Repudiation is called for.
Militarism in Afghanistan won't work, nor will pretensions that economic elites, financiers on Wall Street, are well-intentioned actors.
Speak the truth boldly.
See Krugman today in the Times:
Simon Johnson. In an article in the current issue of The Atlantic, Mr. Johnson, who served as the chief economist at the I.M.F. and is now a professor at M.I.T., declares that America’s current difficulties are 'shockingly reminiscent' of crises in places like Russia and Argentina — including the key role played by crony capitalists.
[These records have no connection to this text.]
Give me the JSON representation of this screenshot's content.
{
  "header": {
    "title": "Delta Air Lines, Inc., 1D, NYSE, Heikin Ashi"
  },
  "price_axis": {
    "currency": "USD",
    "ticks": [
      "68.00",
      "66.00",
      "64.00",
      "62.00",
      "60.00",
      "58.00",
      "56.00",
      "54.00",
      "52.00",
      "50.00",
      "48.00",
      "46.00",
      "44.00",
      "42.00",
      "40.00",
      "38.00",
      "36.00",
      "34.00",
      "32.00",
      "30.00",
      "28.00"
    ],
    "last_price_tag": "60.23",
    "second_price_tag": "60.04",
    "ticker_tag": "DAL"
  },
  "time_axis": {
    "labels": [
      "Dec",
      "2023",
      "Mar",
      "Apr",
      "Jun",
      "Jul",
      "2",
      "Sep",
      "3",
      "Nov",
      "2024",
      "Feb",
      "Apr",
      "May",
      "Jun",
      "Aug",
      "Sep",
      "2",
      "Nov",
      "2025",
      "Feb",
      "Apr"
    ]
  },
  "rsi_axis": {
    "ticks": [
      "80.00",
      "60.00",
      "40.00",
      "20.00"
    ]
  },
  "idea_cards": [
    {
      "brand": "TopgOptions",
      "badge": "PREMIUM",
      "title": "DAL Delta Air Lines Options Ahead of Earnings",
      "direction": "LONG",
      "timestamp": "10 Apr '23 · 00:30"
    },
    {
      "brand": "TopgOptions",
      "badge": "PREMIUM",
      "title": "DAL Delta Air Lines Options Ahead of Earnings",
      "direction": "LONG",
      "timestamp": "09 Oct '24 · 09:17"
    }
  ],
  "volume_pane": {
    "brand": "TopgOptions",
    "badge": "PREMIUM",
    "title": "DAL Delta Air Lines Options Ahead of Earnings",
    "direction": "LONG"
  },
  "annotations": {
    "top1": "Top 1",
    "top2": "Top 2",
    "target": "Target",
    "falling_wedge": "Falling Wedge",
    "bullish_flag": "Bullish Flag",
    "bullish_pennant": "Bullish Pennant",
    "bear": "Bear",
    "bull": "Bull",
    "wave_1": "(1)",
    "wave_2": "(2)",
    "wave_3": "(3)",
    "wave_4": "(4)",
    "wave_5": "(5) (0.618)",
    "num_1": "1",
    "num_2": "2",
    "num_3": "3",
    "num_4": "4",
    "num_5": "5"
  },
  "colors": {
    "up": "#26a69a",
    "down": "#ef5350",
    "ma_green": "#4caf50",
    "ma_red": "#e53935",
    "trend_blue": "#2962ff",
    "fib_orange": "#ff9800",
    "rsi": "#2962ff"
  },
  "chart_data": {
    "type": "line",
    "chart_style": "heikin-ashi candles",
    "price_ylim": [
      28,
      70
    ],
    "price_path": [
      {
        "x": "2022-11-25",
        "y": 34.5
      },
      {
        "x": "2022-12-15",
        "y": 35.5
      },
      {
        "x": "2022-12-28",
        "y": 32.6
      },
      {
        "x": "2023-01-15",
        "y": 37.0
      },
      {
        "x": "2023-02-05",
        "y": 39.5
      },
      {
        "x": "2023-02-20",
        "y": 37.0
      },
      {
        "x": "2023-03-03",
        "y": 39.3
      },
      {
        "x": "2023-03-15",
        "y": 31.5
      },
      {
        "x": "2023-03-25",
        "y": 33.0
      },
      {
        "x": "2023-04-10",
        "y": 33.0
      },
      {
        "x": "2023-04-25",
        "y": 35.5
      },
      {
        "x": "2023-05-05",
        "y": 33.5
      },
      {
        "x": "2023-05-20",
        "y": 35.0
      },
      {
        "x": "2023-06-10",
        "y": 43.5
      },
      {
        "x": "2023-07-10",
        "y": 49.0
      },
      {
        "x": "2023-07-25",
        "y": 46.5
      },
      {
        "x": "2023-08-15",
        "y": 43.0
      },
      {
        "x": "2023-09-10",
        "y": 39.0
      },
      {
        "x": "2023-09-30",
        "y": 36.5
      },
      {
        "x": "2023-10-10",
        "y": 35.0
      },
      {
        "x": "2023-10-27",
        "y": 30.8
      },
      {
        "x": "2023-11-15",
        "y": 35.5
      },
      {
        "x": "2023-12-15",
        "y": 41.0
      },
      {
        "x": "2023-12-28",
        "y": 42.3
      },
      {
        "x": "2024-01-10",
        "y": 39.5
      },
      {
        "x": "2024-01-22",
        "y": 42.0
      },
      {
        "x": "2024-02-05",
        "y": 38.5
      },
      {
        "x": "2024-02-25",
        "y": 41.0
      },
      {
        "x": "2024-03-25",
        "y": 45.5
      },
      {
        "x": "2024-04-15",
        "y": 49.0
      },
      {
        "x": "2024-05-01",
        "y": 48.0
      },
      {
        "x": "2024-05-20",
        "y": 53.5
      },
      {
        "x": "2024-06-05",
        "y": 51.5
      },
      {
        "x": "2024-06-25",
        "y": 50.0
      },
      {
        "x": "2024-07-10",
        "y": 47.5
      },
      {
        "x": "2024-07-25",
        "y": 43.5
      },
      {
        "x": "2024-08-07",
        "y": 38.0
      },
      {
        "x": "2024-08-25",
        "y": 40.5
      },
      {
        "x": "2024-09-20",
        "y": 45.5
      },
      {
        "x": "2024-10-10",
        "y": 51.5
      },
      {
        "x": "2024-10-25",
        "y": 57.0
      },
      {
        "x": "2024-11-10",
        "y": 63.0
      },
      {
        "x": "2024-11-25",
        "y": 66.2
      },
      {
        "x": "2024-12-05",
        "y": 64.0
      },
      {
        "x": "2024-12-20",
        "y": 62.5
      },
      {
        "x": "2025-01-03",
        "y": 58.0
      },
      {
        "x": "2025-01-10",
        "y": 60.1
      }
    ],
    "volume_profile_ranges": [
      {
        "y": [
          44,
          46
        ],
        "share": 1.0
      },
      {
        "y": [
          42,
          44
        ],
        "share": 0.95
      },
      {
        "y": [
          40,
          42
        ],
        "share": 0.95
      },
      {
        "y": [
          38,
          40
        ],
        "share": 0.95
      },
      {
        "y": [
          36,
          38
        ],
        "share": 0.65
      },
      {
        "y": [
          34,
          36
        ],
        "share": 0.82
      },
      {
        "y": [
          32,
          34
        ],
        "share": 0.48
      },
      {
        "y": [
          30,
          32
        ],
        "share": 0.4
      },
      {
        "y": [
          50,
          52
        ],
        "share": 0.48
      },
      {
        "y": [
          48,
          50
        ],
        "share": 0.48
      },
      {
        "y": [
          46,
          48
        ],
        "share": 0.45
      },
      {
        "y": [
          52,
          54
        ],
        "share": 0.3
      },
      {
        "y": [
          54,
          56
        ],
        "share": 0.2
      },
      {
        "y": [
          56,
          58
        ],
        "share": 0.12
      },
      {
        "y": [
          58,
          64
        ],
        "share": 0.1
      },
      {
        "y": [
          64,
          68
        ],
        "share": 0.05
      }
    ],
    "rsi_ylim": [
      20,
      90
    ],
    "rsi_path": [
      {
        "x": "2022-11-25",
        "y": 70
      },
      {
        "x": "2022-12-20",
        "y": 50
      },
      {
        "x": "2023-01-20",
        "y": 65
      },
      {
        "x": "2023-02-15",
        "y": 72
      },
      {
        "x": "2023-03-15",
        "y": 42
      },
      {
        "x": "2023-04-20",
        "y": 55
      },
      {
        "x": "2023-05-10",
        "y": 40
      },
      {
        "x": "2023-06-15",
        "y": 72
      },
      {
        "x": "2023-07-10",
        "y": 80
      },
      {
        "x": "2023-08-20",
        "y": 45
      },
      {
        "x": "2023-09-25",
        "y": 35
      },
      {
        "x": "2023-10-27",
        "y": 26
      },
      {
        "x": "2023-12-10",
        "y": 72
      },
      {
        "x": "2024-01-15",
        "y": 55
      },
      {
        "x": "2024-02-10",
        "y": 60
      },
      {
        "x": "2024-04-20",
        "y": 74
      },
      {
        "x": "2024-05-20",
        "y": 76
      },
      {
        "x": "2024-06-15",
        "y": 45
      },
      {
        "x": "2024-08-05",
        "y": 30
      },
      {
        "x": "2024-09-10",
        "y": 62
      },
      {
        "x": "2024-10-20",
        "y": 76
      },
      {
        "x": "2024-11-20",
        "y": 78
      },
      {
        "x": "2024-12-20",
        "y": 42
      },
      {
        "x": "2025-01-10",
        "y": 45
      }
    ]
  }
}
In America as in the third world, he writes, 'elite business interests — financiers, in the case of the U.S. — played a central role in creating the crisis, making ever-larger gambles, with the implicit backing of the government, until the inevitable collapse. More alarming, they are now using their influence to prevent precisely the sorts of
reforms that are needed, and fast, to pull the economy out of its nosedive.'
And Juan Cole in Salon:
Obama's dark vision of the overthrow of the Afghanistan government by al-Qaida-linked Taliban or the 'killing' of Pakistan by small tribal groups differs little from the equally apocalyptic and implausible warnings issued by John McCain and Dick Cheney about an 'al-Qaida' victory in Iraq. Ominously, the president's views are contradicted by those of his own secretary of defense. Pashtun tribes in northwestern Pakistan and southern Afghanistan have a long history of dissidence, feuding and rebellion, which is now being branded Talibanism and configured as a dire menace to the Western way of life. Obama has added yet another domino theory to the history of Washington's justifications for massive military interventions in Asia. When a policymaker gets the rationale for action wrong, he is at particular risk of falling into mission creep and stubborn commitment to a doomed and unnecessary enterprise.